On February 5, the Food and Drug Administration (FDA) announced a major change in how the agency will regulate claims about artificial colors in foods.

In a “Letter to the Food Industry,” the FDA declared that the agency would exercise enforcement discretion under Section 403(a)(1) of the Federal Food, Drug, and Cosmetic (FD&C) Act if a company makes certain voluntary labeling claims about the absence of artificial colors in foods. According to the letter, the FDA does not intend to take enforcement action under the statute based on any of the following labeling claims, as long as the food contains no FD&C Act-certified color:

  • “Made without artificial food colors/coloring”;
  • “No artificial color/colors/coloring”; and
  • “No added artificial color/colors/coloring.”

The FDA described its policy change as part of the Make America Healthy Again initiative and its efforts to encourage manufacturers to eliminate petroleum-based dyes from food products.
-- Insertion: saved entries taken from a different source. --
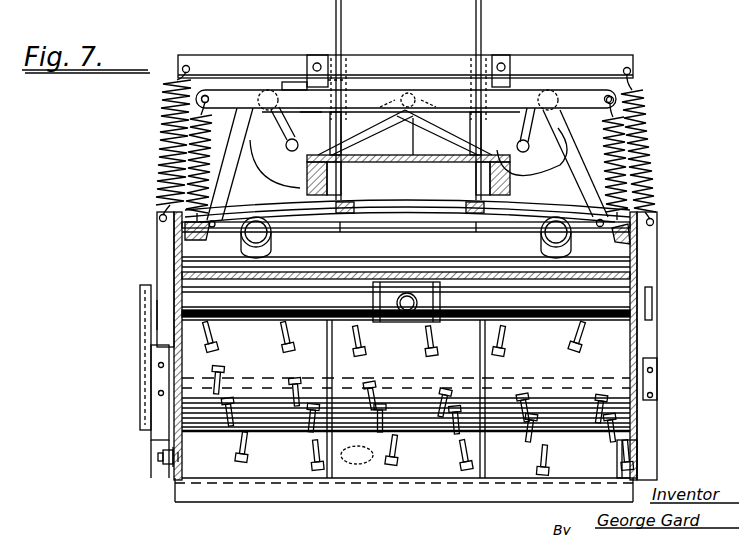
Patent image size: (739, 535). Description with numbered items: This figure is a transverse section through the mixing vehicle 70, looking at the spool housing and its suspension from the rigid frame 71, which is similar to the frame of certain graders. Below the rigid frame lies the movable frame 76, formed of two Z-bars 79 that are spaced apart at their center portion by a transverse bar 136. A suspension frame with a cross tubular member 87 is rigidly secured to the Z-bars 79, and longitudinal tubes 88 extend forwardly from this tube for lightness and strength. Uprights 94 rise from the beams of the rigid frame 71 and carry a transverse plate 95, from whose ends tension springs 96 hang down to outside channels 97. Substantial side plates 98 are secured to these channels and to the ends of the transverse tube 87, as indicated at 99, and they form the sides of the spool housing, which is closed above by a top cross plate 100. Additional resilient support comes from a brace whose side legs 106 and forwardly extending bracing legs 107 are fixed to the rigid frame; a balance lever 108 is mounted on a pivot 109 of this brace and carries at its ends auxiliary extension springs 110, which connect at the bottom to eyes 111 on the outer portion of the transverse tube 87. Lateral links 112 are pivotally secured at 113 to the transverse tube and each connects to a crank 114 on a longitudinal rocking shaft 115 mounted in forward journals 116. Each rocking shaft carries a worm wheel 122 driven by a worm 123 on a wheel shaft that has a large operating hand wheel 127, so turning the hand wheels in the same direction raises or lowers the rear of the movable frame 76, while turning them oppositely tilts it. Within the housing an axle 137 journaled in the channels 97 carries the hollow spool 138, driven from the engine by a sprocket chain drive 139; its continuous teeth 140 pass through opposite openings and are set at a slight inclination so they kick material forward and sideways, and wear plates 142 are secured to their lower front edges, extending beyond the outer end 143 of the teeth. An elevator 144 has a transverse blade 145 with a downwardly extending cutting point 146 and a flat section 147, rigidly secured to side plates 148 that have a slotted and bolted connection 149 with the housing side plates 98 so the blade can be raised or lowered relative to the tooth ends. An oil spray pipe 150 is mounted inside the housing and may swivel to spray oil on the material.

The vehicle 70 is at (676, 178).
The rigid frame 71 is at (492, 180).
The movable frame 76 is at (335, 233).
The Z-bars 79 is at (349, 213).
The cross tubular member 87 is at (500, 257).
The longitudinal tubes 88 is at (268, 218).
The uprights 94 is at (313, 130).
The transverse plate 95 is at (256, 64).
The tension springs 96 is at (170, 133).
The outside channels 97 is at (165, 267).
The side plates 98 is at (168, 344).
The securing point 99 is at (174, 238).
The top cross plate 100 is at (516, 273).
The side legs 106 is at (458, 152).
The forwardly extending bracing legs 107 is at (405, 140).
The balance lever 108 is at (470, 108).
The pivot 109 is at (408, 93).
The auxiliary extension springs 110 is at (645, 143).
The eyes 111 is at (622, 240).
The lateral links 112 is at (573, 147).
The pivotal connection 113 is at (600, 228).
The crank 114 is at (538, 149).
The rocking shafts 115 is at (532, 153).
The forward journals 116 is at (520, 125).
The worm wheel 122 is at (262, 150).
The worm 123 is at (294, 84).
The operating hand wheel 127 is at (345, 40).
The transverse bar 136 is at (391, 203).
The axle 137 is at (657, 386).
The spool 138 is at (418, 378).
The sprocket chain drive 139 is at (142, 333).
The teeth 140 is at (405, 455).
The wear plates 142 is at (362, 345).
The outer end of the teeth 143 is at (358, 360).
The elevator 144 is at (398, 501).
The transverse blade 145 is at (180, 492).
The cutting point 146 is at (227, 497).
The flat section 147 is at (348, 482).
The side plates 148 is at (163, 455).
The slotted and bolted connection 149 is at (166, 462).
The oil spray pipe 150 is at (170, 312).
Under existing FDA regulations, “artificial color” or “artificial coloring” means any color additive. As a result, claiming that a food is free of artificial colors when in fact the food contains noncertified color additives (such as spirulina extract or beetroot red) has risked enforcement action by the FDA on the ground that the food is misbranded under Section 403(a)(1) due to false or misleading labeling. Under the new policy, the FDA no longer intends to pursue such enforcement actions.

However, the underlying statutory and regulatory provisions under which all color additives have been treated as artificial colors remain intact. Manufacturers likewise will still face risks that state regulators or private plaintiffs will argue that “no artificial color” claims are false or misleading if a product contains a noncertified color additive.
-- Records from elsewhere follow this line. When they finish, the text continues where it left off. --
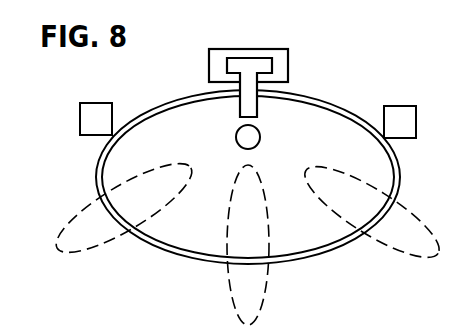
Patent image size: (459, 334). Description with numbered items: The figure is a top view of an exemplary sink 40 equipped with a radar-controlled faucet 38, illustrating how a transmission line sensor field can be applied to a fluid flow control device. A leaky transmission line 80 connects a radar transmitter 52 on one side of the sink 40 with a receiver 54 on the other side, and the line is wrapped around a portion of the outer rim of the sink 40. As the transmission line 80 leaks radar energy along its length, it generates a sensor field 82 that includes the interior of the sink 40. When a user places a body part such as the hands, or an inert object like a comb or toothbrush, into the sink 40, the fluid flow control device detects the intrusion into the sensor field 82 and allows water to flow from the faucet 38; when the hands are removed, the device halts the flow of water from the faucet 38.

The radar-controlled faucet 38 is at (268, 50).
The sink 40 is at (320, 100).
The radar transmitter 52 is at (91, 103).
The receiver 54 is at (407, 106).
The leaky transmission line 80 is at (176, 254).
The sensor field 82 is at (85, 246).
In this way, the FDA’s enforcement discretion policy reduces the risk of federal enforcement but also contributes to a more uncertain regulatory landscape. State regulators and private litigants even may point to the FDA’s letter as evidence that “no artificial color” claims for foods with noncertified color additives are false or misleading, on the theory that a policy of enforcement discretion would be unnecessary if the claims were accurate and not misleading.

Food manufacturers considering labeling changes in light of this new flexibility at the federal level should continue to monitor trends in private litigation and regulatory developments at the state level, and should maintain compliance programs designed to address regulatory and litigation risks wherever their products are sold.